Union Ridge Church

September 16, 2020

by Reverend Dan on September 16, 2020

"By their fruits you shall know them."

                                                            Matthew 7:16


Sometime during the last century, the church seems to have adopted cultural standards for success. Factors such as income, attendance, and level of activity replaced the biblically based criteria of leading souls to Christ and making disciples.


Somewhere, somehow, sometime, many churches have adopted, implemented, and perfected a model of activity-based spirituality as the meter to determine how devoted a Christian you are.

-        The more you do around church, the holier you are.

-        The more events you attend, the more committed you are

-        The more committees you sit on, the more faithful you are.

-        The more ministries you participate in, the more alive your faith is.

-        The more you are at church, the more mature you are.


That's the theory of many churches today. The problem with this (besides the fact it is unscriptural) is that sometimes activity can replace a personal relationship with God. People are so focused on proving how faithful they are by how much they do at church, that they have no time left to sit alone and quiet in the presence of God.

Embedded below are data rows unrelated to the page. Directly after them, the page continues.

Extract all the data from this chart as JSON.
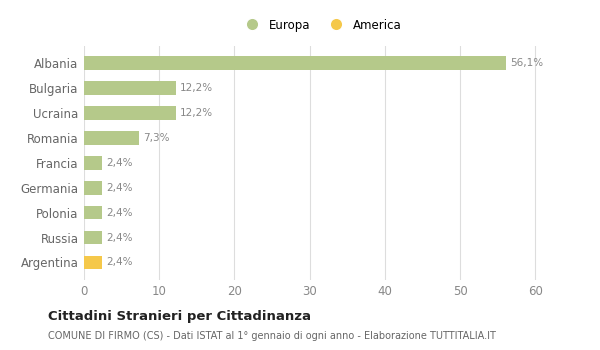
{
  "categories": [
    "Albania",
    "Bulgaria",
    "Ucraina",
    "Romania",
    "Francia",
    "Germania",
    "Polonia",
    "Russia",
    "Argentina"
  ],
  "values": [
    56.1,
    12.2,
    12.2,
    7.3,
    2.4,
    2.4,
    2.4,
    2.4,
    2.4
  ],
  "labels": [
    "56,1%",
    "12,2%",
    "12,2%",
    "7,3%",
    "2,4%",
    "2,4%",
    "2,4%",
    "2,4%",
    "2,4%"
  ],
  "colors": [
    "#b5c98a",
    "#b5c98a",
    "#b5c98a",
    "#b5c98a",
    "#b5c98a",
    "#b5c98a",
    "#b5c98a",
    "#b5c98a",
    "#f5c84a"
  ],
  "europa_color": "#b5c98a",
  "america_color": "#f5c84a",
  "xlim": [
    0,
    63
  ],
  "xticks": [
    0,
    10,
    20,
    30,
    40,
    50,
    60
  ],
  "title": "Cittadini Stranieri per Cittadinanza",
  "subtitle": "COMUNE DI FIRMO (CS) - Dati ISTAT al 1° gennaio di ogni anno - Elaborazione TUTTITALIA.IT",
  "background_color": "#ffffff",
  "grid_color": "#dddddd",
  "bar_height": 0.55,
  "label_color": "#888888",
  "legend_europa": "Europa",
  "legend_america": "America"
}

The activity-based model of spirituality is flawed. And it's not Biblical. It is derived from the cultural ideal of living the American dream; of the more you do the more successful you must be. It’s from our “lift-yourself-up-by-your bootstraps” work ethic. It’s from the “God-helps-those-who-helps-themselves” creed. It’s from the “more is better” mentality. And that means in the end, our spiritual maturity is measured solely by our busyness, a characteristic of our culture and not the Christian faith.


I’m not saying it’s wrong by any means to participate in whatever God is calling you to do at church. After all, James say faith without works is dead. But whatever you do cannot be at the expense of your personal relationship and time with God.

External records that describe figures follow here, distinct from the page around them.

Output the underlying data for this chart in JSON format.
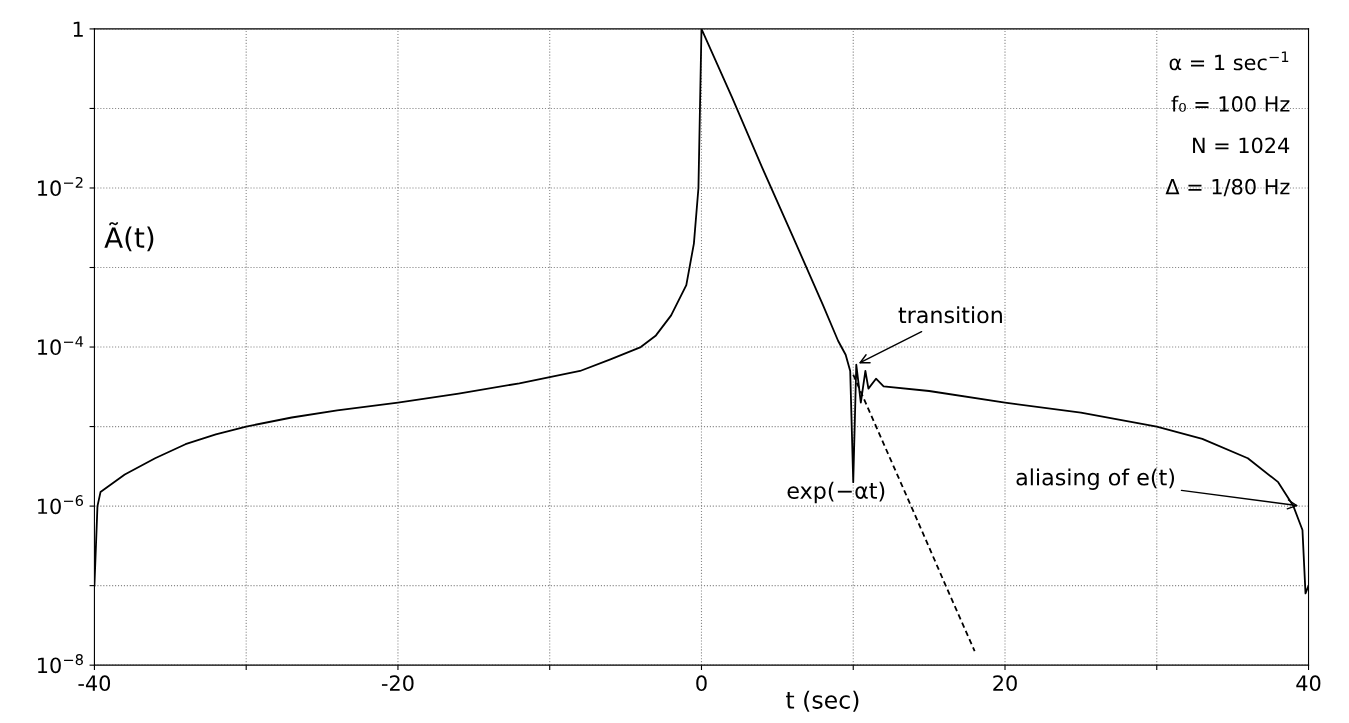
{
  "chart_data": {
    "type": "line",
    "xlabel": "t (sec)",
    "ylabel": "Ã(t)",
    "log": "y",
    "grid": true,
    "xlim": [
      -40,
      40
    ],
    "xticks": [
      -40,
      {
        "value": -30,
        "label": null
      },
      -20,
      {
        "value": -10,
        "label": null
      },
      0,
      {
        "value": 10,
        "label": null
      },
      20,
      {
        "value": 30,
        "label": null
      },
      40
    ],
    "ylim": [
      1e-08,
      1
    ],
    "yticks": [
      {
        "value": 1e-08,
        "label": "10$^{−8}$"
      },
      {
        "value": 1e-07,
        "label": null
      },
      {
        "value": 1e-06,
        "label": "10$^{−6}$"
      },
      {
        "value": 1e-05,
        "label": null
      },
      {
        "value": 0.0001,
        "label": "10$^{−4}$"
      },
      {
        "value": 0.001,
        "label": null
      },
      {
        "value": 0.01,
        "label": "10$^{−2}$"
      },
      {
        "value": 0.1,
        "label": null
      },
      {
        "value": 1,
        "label": "1"
      }
    ],
    "series": [
      {
        "color": "#000000",
        "line_style": "solid",
        "x": [
          -40,
          -39.8,
          -39.6,
          -38,
          -36,
          -34,
          -32,
          -30,
          -27,
          -24,
          -20,
          -16,
          -12,
          -8,
          -6,
          -4,
          -3,
          -2,
          -1,
          -0.5,
          -0.2,
          0,
          2,
          4,
          6,
          8,
          9,
          9.5,
          9.8,
          10,
          10.2,
          10.5,
          10.8,
          11,
          11.5,
          12,
          15,
          20,
          25,
          30,
          33,
          36,
          38,
          39,
          39.6,
          39.8,
          40
        ],
        "values": [
          1e-07,
          1e-06,
          1.5e-06,
          2.5e-06,
          4e-06,
          6e-06,
          8e-06,
          1e-05,
          1.3e-05,
          1.6e-05,
          2e-05,
          2.6e-05,
          3.5e-05,
          5e-05,
          7e-05,
          0.0001,
          0.00014,
          0.00025,
          0.0006,
          0.002,
          0.01,
          1,
          0.14,
          0.018,
          0.0025,
          0.00034,
          0.00012,
          8e-05,
          5e-05,
          2e-06,
          6e-05,
          2e-05,
          5e-05,
          3e-05,
          4e-05,
          3.2e-05,
          2.8e-05,
          2e-05,
          1.5e-05,
          1e-05,
          7e-06,
          4e-06,
          2e-06,
          1e-06,
          5e-07,
          8e-08,
          1e-07
        ]
      },
      {
        "color": "#000000",
        "line_style": "dashed",
        "x": [
          10,
          12,
          14,
          16,
          18
        ],
        "values": [
          4.5e-05,
          6.1e-06,
          8.3e-07,
          1.1e-07,
          1.5e-08
        ]
      }
    ],
    "annotations": [
      "α = 1 sec$^{−1}$",
      "f₀ = 100 Hz",
      "N = 1024",
      "Δ = 1/80 Hz",
      {
        "text": "transition",
        "x": 10.2,
        "y": 6e-05
      },
      {
        "text": "exp(−αt)",
        "x": 14,
        "y": 8.3e-07
      },
      {
        "text": "aliasing of e(t)",
        "x": 39.5,
        "y": 1e-06
      }
    ]
  }
}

The Bible's measure of spiritual maturity is not busyness, but fruitfulness. What are the fruits of what you are doing for God? Is your ministry producing fruit in the lives of others, or is it a check list, hoping that you can do enough to merit God’s grace and love?


Be busy for Christ and in His name. But don’t neglect to get to know personally the One in whose name you are busy.


"Father, Help us to always remember the reason we serve in Your name   In Jesus' name, AMEN."